LES CONCLUSIONS de la première conférence d'experts sur le tabagisme périopératoire (Cetpo) ont été rendues publiques en octobre. Elles sont sans appel : le tabagisme augmente significativement les risques périopératoires. Mais les travaux des médecins anesthésistes, chirurgiens et tabacologues du Cetpo montrent aussi qu'une recommandation simple permet de prévenir ce surrisque : en s'abstenant de fumer au cours des six à huit semaines qui précédent une intervention chirurgicale et en poursuivant l'arrêt du tabac au moins trois semaines à trois mois après l'intervention, les risques de complication sont ramenés au même niveau que ceux des non-fumeurs. L'arrêt du tabac en période périopératoire diminue significativement le risque d'un passage en réanimation après l'intervention et permet en outre de réduire la durée du séjour en chirurgie de deux à trois jours.

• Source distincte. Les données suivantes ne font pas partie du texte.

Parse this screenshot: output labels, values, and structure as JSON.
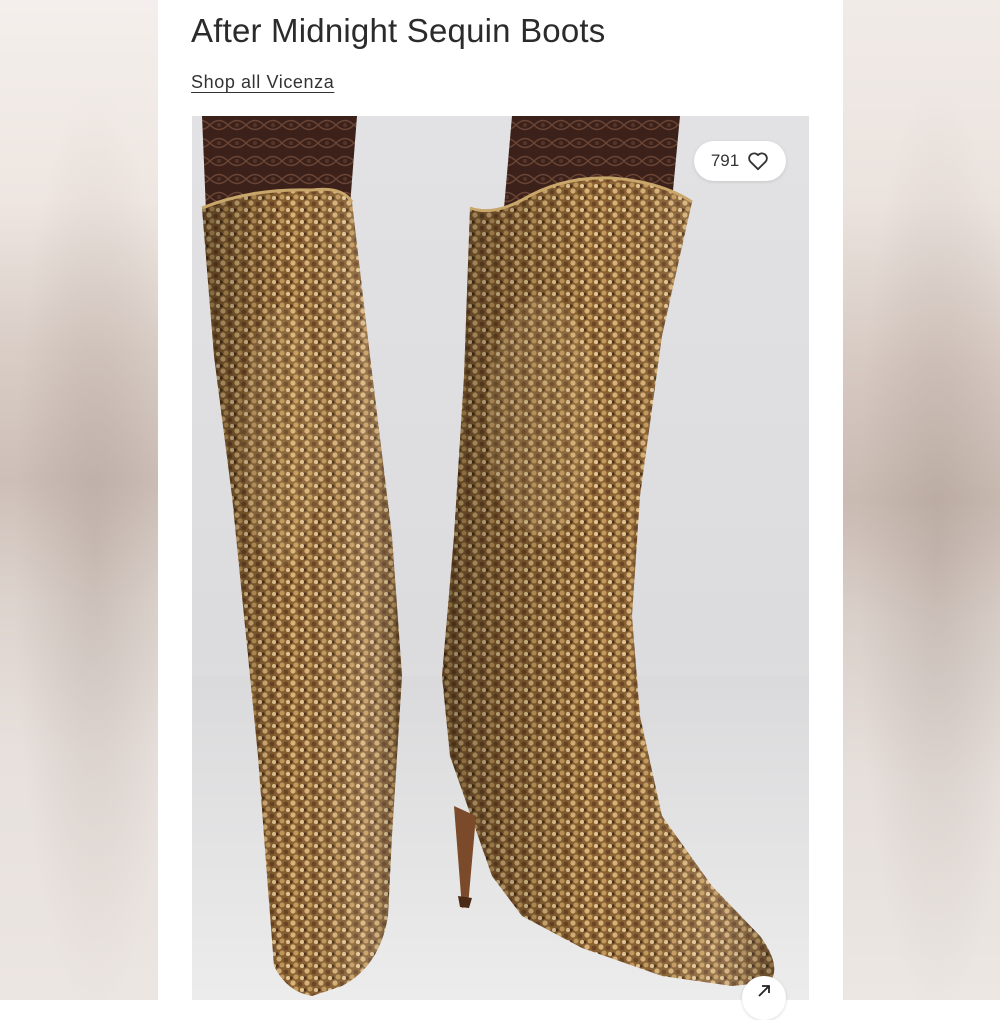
{
  "product": {
    "title": "After Midnight Sequin Boots",
    "brand_link": "Shop all Vicenza"
  },
  "image": {
    "alt": "After Midnight Sequin Boots",
    "likes": "791",
    "like_icon": "heart-icon",
    "expand_icon": "arrow-up-right-icon"
  },
  "colors": {
    "sequin_gold": "#b38a4e",
    "sequin_dark": "#5a3b1e",
    "tights": "#3a2118",
    "backdrop": "#dedee0"
  }
}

Aujourd'hui, si plus de la moitié des fumeuses arrêtent de fumer à l'annonce d'une grossesse, seul un dixième des fumeurs ont une démarche similaire à l'occasion d'une intervention chirurgicale programmée. Les professionnels de santé doivent se mobiliser afin que le message « on ne fume pas en période périopératoire » passe dans la population générale. Les médecins généralistes ou spécialistes qui envisagent la possibilité d'une intervention chirurgicale avec leurs patients fumeurs jouent un rôle majeur dans la transmission de ce message de santé publique.

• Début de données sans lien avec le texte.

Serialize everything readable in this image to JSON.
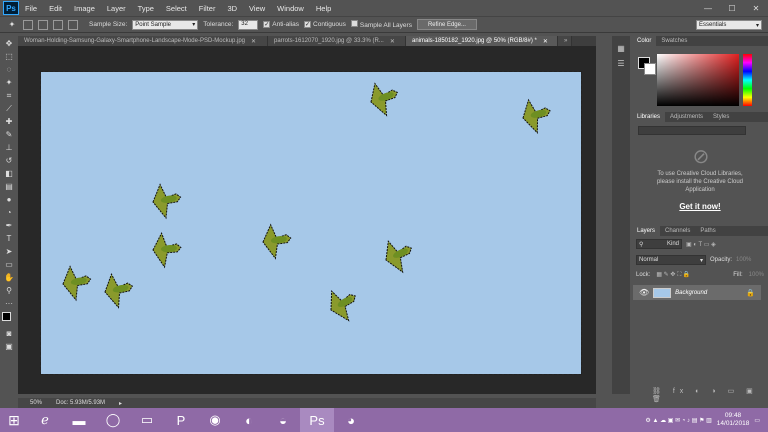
{
  "app": {
    "logo": "Ps"
  },
  "menu": [
    "File",
    "Edit",
    "Image",
    "Layer",
    "Type",
    "Select",
    "Filter",
    "3D",
    "View",
    "Window",
    "Help"
  ],
  "window_controls": {
    "minimize": "—",
    "maximize": "☐",
    "close": "✕"
  },
  "options": {
    "sample_size_label": "Sample Size:",
    "sample_size_value": "Point Sample",
    "tolerance_label": "Tolerance:",
    "tolerance_value": "32",
    "anti_alias_label": "Anti-alias",
    "contiguous_label": "Contiguous",
    "sample_all_layers_label": "Sample All Layers",
    "refine_edge_label": "Refine Edge...",
    "workspace": "Essentials"
  },
  "tabs": [
    {
      "label": "Woman-Holding-Samsung-Galaxy-Smartphone-Landscape-Mode-PSD-Mockup.jpg",
      "close": "✕"
    },
    {
      "label": "parrots-1612070_1920.jpg @ 33.3% (R...",
      "close": "✕"
    },
    {
      "label": "animals-1850182_1920.jpg @ 50% (RGB/8#) *",
      "close": "✕"
    },
    {
      "label": "»",
      "close": ""
    }
  ],
  "status": {
    "zoom": "50%",
    "doc": "Doc: 5.93M/5.93M"
  },
  "color_panel": {
    "tab_color": "Color",
    "tab_swatches": "Swatches"
  },
  "libraries_panel": {
    "tab_libraries": "Libraries",
    "tab_adjustments": "Adjustments",
    "tab_styles": "Styles",
    "message": "To use Creative Cloud Libraries, please install the Creative Cloud Application",
    "cta": "Get it now!"
  },
  "layers_panel": {
    "tab_layers": "Layers",
    "tab_channels": "Channels",
    "tab_paths": "Paths",
    "filter_kind": "Kind",
    "blend_mode": "Normal",
    "opacity_label": "Opacity:",
    "opacity_value": "100%",
    "lock_label": "Lock:",
    "fill_label": "Fill:",
    "fill_value": "100%",
    "layer_name": "Background"
  },
  "taskbar": {
    "start_icon": "windows-start-icon",
    "time": "09:48",
    "date": "14/01/2018"
  },
  "colors": {
    "sky": "#a6c8e8",
    "taskbar": "#8f6aa6",
    "ui_gray": "#535353",
    "canvas_bg": "#282828"
  }
}
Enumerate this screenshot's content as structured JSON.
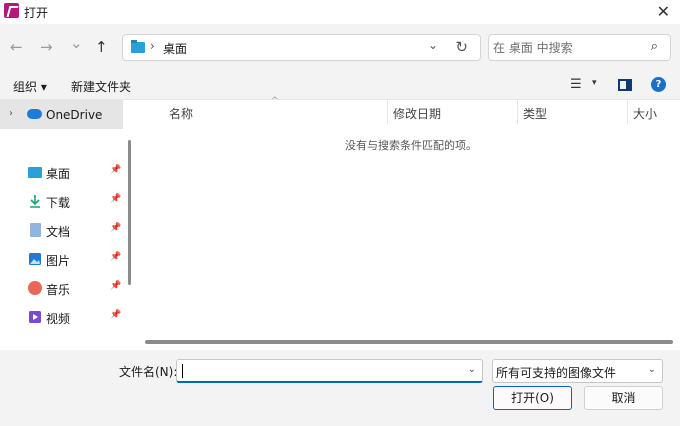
{
  "window": {
    "title": "打开",
    "close": "✕"
  },
  "nav": {
    "back": "←",
    "forward": "→",
    "recent": "⌄",
    "up": "↑"
  },
  "address": {
    "separator": "›",
    "location": "桌面",
    "dropdown": "⌄",
    "refresh": "↻"
  },
  "search": {
    "placeholder": "在 桌面 中搜索",
    "value": "",
    "icon": "⌕"
  },
  "toolbar": {
    "organize_label": "组织 ▾",
    "new_folder_label": "新建文件夹",
    "view_icon": "☰",
    "view_caret": "▾",
    "help_label": "?"
  },
  "sidebar": {
    "onedrive": {
      "chevron": "›",
      "label": "OneDrive"
    },
    "pin": "📌",
    "items": [
      {
        "label": "桌面",
        "icon": "desktop-icon"
      },
      {
        "label": "下载",
        "icon": "download-icon"
      },
      {
        "label": "文档",
        "icon": "document-icon"
      },
      {
        "label": "图片",
        "icon": "pictures-icon"
      },
      {
        "label": "音乐",
        "icon": "music-icon"
      },
      {
        "label": "视频",
        "icon": "video-icon"
      }
    ]
  },
  "content": {
    "sort_indicator": "^",
    "columns": [
      "名称",
      "修改日期",
      "类型",
      "大小"
    ],
    "empty_message": "没有与搜索条件匹配的项。"
  },
  "bottom": {
    "filename_label": "文件名(N):",
    "filename_value": "",
    "filename_drop": "⌄",
    "filetype_value": "所有可支持的图像文件",
    "filetype_drop": "⌄",
    "open_label": "打开(O)",
    "cancel_label": "取消"
  },
  "colors": {
    "accent": "#0067c0",
    "app_icon": "#b3197c",
    "folder": "#2b9fd8"
  }
}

« Si la mobilisation des décideurs, des soignants et du grand public est forte, à coté du bénéfice de santé pour les opérés, les bénéfices financiers attendus de cette prise en charge des fumeurs en périopératoire sont énormes et permettraient de réduire significativement le déficit de l'assurance-maladie dès 2006 », ont expliqué les experts.
Réanimation, infection, accident coronaire.
Il est établi depuis plus de soixante ans que le tabagisme engendre des complications générales et respiratoires en périopératoire. L'analyse de la littérature récente a permis d'affiner cette notion et d'établir que la consommation de tabac en période périopératoire est responsable d'un doublement du risque d'être transféré en réanimation (risque relatif de 2,02 à 2,86), d'un doublement, voire d'un triplement, du risque infectieux (RR de 2 à 3,5) et d'un triplement du risque d'accident coronaire (RR de 3).
Le site opératoire.
Les effets sont particulièrement désastreux sur le site opératoire où l'on note une multiplication du risque dans toutes les études conduites : le tabagisme augmente le risque de complications de la cicatrice après chirurgie du genou (RR de 2,4), de complications infectieuses de la cicatrice (12 % vs 2 %), de mauvaise cicatrisation à l'interface lambeaux/site receveur en chirurgie plastique (27 % vs 12 %), d'éventration après laparotomie (RR de 3.93), d'infection sternale et de médiastinite en chirurgie thoracique (RR de 3), de lâchage des sutures digestives (RR de 3,18), de fistules (RR de 3), de thrombose vasculaire (RR de 3,09) et de retard de la consolidation osseuse (RR de 2,7 et de 8,1 pour les pseudarthroses). La fréquence de l'ensemble de ces complications du site opératoire est 1,5 à 6 fois plus importante chez les fumeurs que chez les non-fumeurs (en fonction du type de chirurgie). Les « fumeurs passifs », en particulier les enfants de fumeurs, sont eux aussi concernés par ces surrisques.
Deux millions de fumeurs sont opérés chaque année en France. Pour faciliter leur prise en charge et favoriser la transmission du message de prévention, les experts du Cetpo vont se mobiliser en aidant à la formation des soignants au sein des unités de chirurgie, notamment en leur fournissant des outils adéquats pour informer les patients. L'objectif à atteindre le plus rapidement possible est qu'au moins 50 % des fumeurs arrêtent de fumer six à huit semaines avant une intervention chirurgicale.